In fiscal 2021, the effects of 655,558 unvested restricted stock units and 293,973 common stock warrants were included in the diluted share calculation. The effects of 495,366 stock options were excluded in the diluted net income per common share calculation because the effects of including theses potentially dilutive shares was antidilutive.
In fiscal 2020, there were 1,717,539 of potentially dilutive shares which may be issued in the future, including 183,053 unvested restricted stock units, 495,366 stock options, and 1,039,120 common stock warrants. These shares were excluded in the diluted net loss per common share calculation as the effects of including theses potentially dilutive shares was antidilutive.
NEW ACCOUNTING PRONOUNCEMENTS
Except as described below, the Company has considered all other recently issued accounting pronouncements and does not believe the adoption of such pronouncements will have a material impact on its financial statements.
The following new accounting pronouncements were adopted in fiscal 2022:
In February 2016, FASB issued ASU No. 2016-02, Leases (Topic 842) ("ASC 842") amending lease guidance to increase transparency and comparability among organizations by recognizing lease assets and lease liabilities on the balance sheet and disclosing key information about leasing arrangements. ASU No. 2020-05 extended the effective date to fiscal years beginning after December 15, 2021, and interim periods within fiscal years beginning after December 15, 2021, with early adoption permitted. The Company adopted the guidance in fiscal 2022 and there was not a material effect on the Company’s consolidated results of operations.

Adoption of this standard resulted in the recognition of operating lease right-to-use (“ROU”) assets and corresponding lease liabilities of approximately $90 million and $97 million, respectively, and reclassification of deferred rent of $6.7 million as a reduction of the right-of-use assets on the consolidated balance sheet as of February 1, 2021. The new standard also provides practical expedients for an entity’s ongoing accounting. The Company elected the short-term lease recognition exemption for all leases that qualify. This means, for those leases that qualify, The Company will not recognize ROU assets or lease liabilities, and this includes not recognizing ROU assets or lease liabilities for existing short-term leases of those assets in transition. The Company also elected the practical expedient to not separate lease and non-lease components for all of our leases.

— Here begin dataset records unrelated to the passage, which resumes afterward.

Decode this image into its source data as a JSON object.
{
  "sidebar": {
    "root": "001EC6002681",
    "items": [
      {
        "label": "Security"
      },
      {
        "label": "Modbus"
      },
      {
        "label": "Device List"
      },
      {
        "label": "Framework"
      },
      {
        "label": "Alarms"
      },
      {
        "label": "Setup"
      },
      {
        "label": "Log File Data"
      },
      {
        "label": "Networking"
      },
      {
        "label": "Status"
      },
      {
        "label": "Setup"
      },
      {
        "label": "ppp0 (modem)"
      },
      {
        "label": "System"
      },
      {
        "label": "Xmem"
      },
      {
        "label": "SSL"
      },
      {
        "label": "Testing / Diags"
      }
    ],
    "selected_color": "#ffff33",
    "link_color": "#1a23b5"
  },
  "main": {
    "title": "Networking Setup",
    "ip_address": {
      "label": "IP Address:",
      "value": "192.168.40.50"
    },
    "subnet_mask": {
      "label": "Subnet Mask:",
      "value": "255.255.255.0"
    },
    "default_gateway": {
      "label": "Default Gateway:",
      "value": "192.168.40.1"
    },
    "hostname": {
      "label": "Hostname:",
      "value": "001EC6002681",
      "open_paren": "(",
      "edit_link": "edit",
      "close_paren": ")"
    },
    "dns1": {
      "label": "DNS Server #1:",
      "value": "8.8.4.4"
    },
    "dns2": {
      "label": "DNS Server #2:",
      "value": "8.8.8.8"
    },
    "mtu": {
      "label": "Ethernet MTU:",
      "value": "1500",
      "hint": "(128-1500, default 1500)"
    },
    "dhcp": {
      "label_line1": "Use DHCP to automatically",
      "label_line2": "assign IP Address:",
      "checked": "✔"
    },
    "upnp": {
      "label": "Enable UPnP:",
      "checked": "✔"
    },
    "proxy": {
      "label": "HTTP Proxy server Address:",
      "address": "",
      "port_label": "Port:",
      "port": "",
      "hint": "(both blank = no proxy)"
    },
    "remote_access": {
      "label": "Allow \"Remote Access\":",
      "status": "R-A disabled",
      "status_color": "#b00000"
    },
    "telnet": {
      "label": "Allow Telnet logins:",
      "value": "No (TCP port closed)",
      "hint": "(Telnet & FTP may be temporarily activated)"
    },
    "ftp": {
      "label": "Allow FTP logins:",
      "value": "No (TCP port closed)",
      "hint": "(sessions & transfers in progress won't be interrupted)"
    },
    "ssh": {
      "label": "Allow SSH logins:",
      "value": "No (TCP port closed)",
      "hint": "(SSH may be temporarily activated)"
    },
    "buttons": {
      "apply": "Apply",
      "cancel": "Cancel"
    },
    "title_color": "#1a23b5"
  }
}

In June 2018, the FASB issued ASU 2018-07, Improvements to Nonemployee Share-Based Payment Accounting (Topic 718). ASU 2018-07 eliminates the separate accounting model for nonemployee share-based payment awards and generally requires companies to account for share-based payment transactions with nonemployees in the same way as share-based payment transactions with employees. The accounting remains different for attribution, which represents how the equity-based payment cost is recognized over the vesting period, and a contractual term election for valuing nonemployee equity share options. ASU 2018-07 is effective for fiscal years beginning after December 15, 2019, and interim periods within fiscal years beginning after December 15, 2020. The Company adopted the guidance in fiscal 2022 and there was not a material effect on the Company’s consolidated results of operations.